Em 15 de fevereiro de 1973, o Superior Tribunal Militar transferiu-se do Rio de Janeiro para Brasília. No mesmo prédio funcionaram a Auditoria de Correição e a Auditoria da 11ª Circunscrição Judiciária Militar (CJM), que hoje possui sede própria.

Findo o governo militar em 1985, foi convocada Assembleia Constituinte para a edição e promulgação da Constituição Federal de 1988, que, em seus artigos 122, 123 e 124, entre outras providências, manteve a composição da Corte do STM com 15 ministros vitalícios e limitou a competência da Justiça Militar da União a processar e julgar os crimes militares definidos em lei.

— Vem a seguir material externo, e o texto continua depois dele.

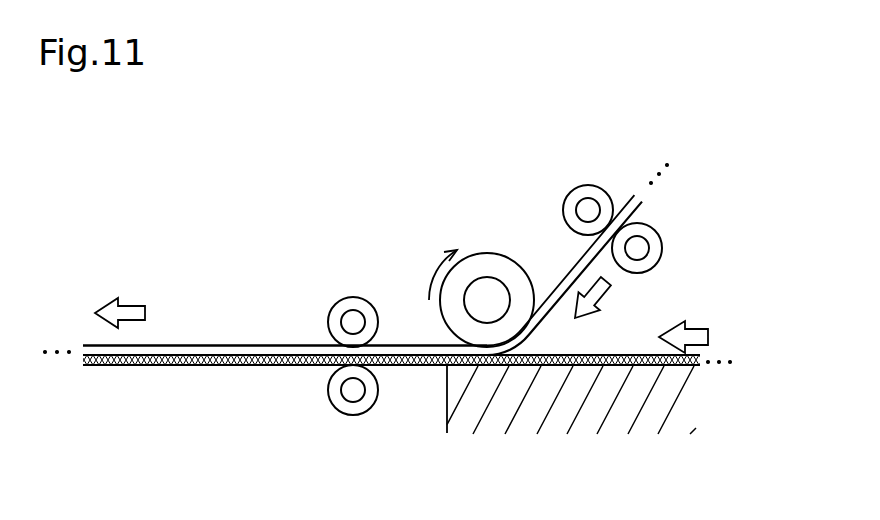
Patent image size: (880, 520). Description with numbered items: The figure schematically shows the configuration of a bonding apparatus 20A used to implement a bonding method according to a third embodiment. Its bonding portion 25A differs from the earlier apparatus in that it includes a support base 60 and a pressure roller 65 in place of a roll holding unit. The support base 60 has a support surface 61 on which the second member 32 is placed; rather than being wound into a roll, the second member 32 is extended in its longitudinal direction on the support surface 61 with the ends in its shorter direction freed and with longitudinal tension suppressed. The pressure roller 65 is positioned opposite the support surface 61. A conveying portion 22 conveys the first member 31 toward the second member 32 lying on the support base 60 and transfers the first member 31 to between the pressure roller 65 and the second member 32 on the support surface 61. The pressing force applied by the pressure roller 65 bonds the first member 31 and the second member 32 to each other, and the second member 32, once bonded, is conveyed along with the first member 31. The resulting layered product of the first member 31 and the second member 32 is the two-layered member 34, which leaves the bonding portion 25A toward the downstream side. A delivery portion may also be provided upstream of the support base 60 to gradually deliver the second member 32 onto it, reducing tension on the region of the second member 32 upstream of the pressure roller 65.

The bonding apparatus 20A is at (190, 193).
The bonding portion 25A is at (373, 220).
The pressure roller 65 is at (492, 263).
The conveying portion 22 is at (570, 195).
The first member 31 is at (213, 350).
The second member 32 is at (232, 364).
The two-layered member 34 is at (153, 383).
The support base 60 is at (507, 420).
The support surface 61 is at (507, 368).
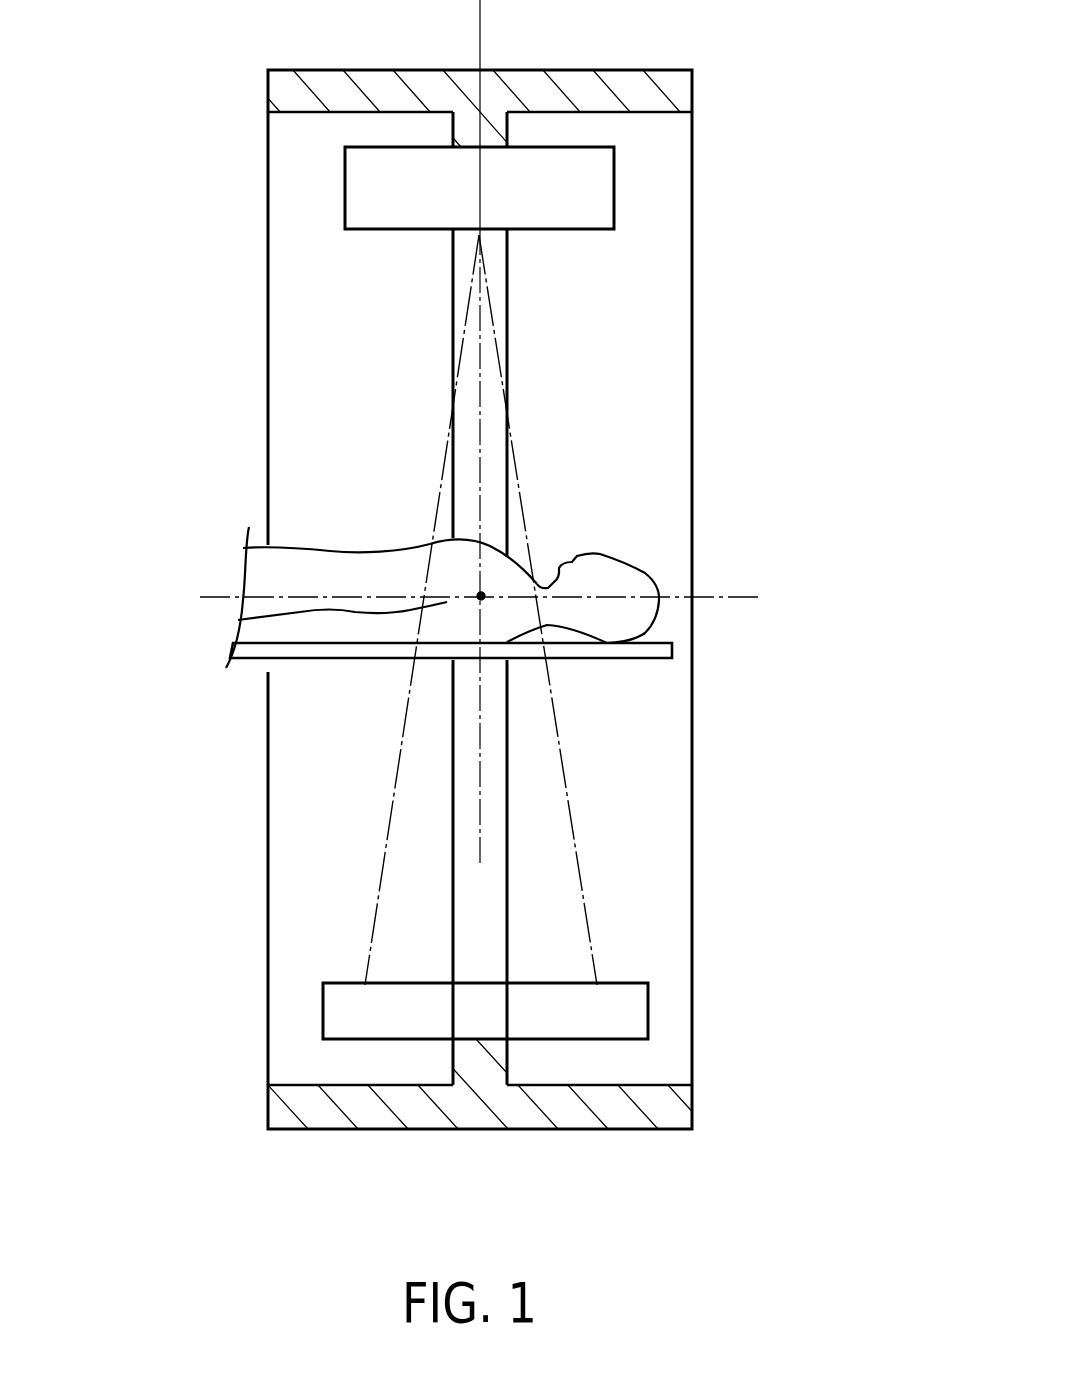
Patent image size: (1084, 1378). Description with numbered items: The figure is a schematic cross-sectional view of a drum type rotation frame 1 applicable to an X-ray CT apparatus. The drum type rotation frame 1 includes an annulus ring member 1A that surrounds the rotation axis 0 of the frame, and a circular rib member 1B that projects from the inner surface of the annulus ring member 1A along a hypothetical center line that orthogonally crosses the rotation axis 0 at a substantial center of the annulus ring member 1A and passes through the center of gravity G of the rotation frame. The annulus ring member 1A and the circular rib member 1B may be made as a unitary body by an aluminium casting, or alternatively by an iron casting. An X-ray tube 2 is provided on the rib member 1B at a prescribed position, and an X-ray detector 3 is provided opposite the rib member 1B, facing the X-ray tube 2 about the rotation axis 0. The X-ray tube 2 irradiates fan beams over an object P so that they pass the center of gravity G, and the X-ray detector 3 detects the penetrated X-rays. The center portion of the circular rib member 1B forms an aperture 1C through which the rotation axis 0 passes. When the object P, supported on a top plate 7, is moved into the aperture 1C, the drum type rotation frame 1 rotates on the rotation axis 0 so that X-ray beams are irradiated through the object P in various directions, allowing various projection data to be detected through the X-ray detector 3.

The drum type rotation frame 1 is at (706, 345).
The annulus ring member 1A is at (578, 80).
The circular rib member 1B is at (498, 133).
The aperture 1C is at (500, 498).
The X-ray tube 2 is at (615, 190).
The X-ray detector 3 is at (648, 1010).
The top plate 7 is at (637, 658).
The object P is at (650, 572).
The center of gravity G is at (484, 593).
The rotation axis 0 is at (494, 598).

Em 19 de dezembro de 2018, o Presidente da República, Michel Temer, sancionou a Lei nº 13.774, que trouxe mudanças significativas na atuação da Justiça Militar da União. Os JuízesAuditores passaram a se chamar Juízes Federais da Justiça Militar, a presidir os Conselhos de Justiça, a julgar monocraticamente os habeas corpus, os habeas data e os mandados de segurança contra ato de autoridade militar praticado em razão da ocorrência de crime militar, exceto o praticado por oficial-general, e a processar e julgar os civis que cometerem crimes militares.

Ao longo dos seus mais de 210 anos de existência, o Superior Tribunal Militar tem trabalhado para prestar serviços jurisdicionais de relevância para a sociedade brasileira, tendo papel destacado na garantia do devido processo legal e dos direitos humanos.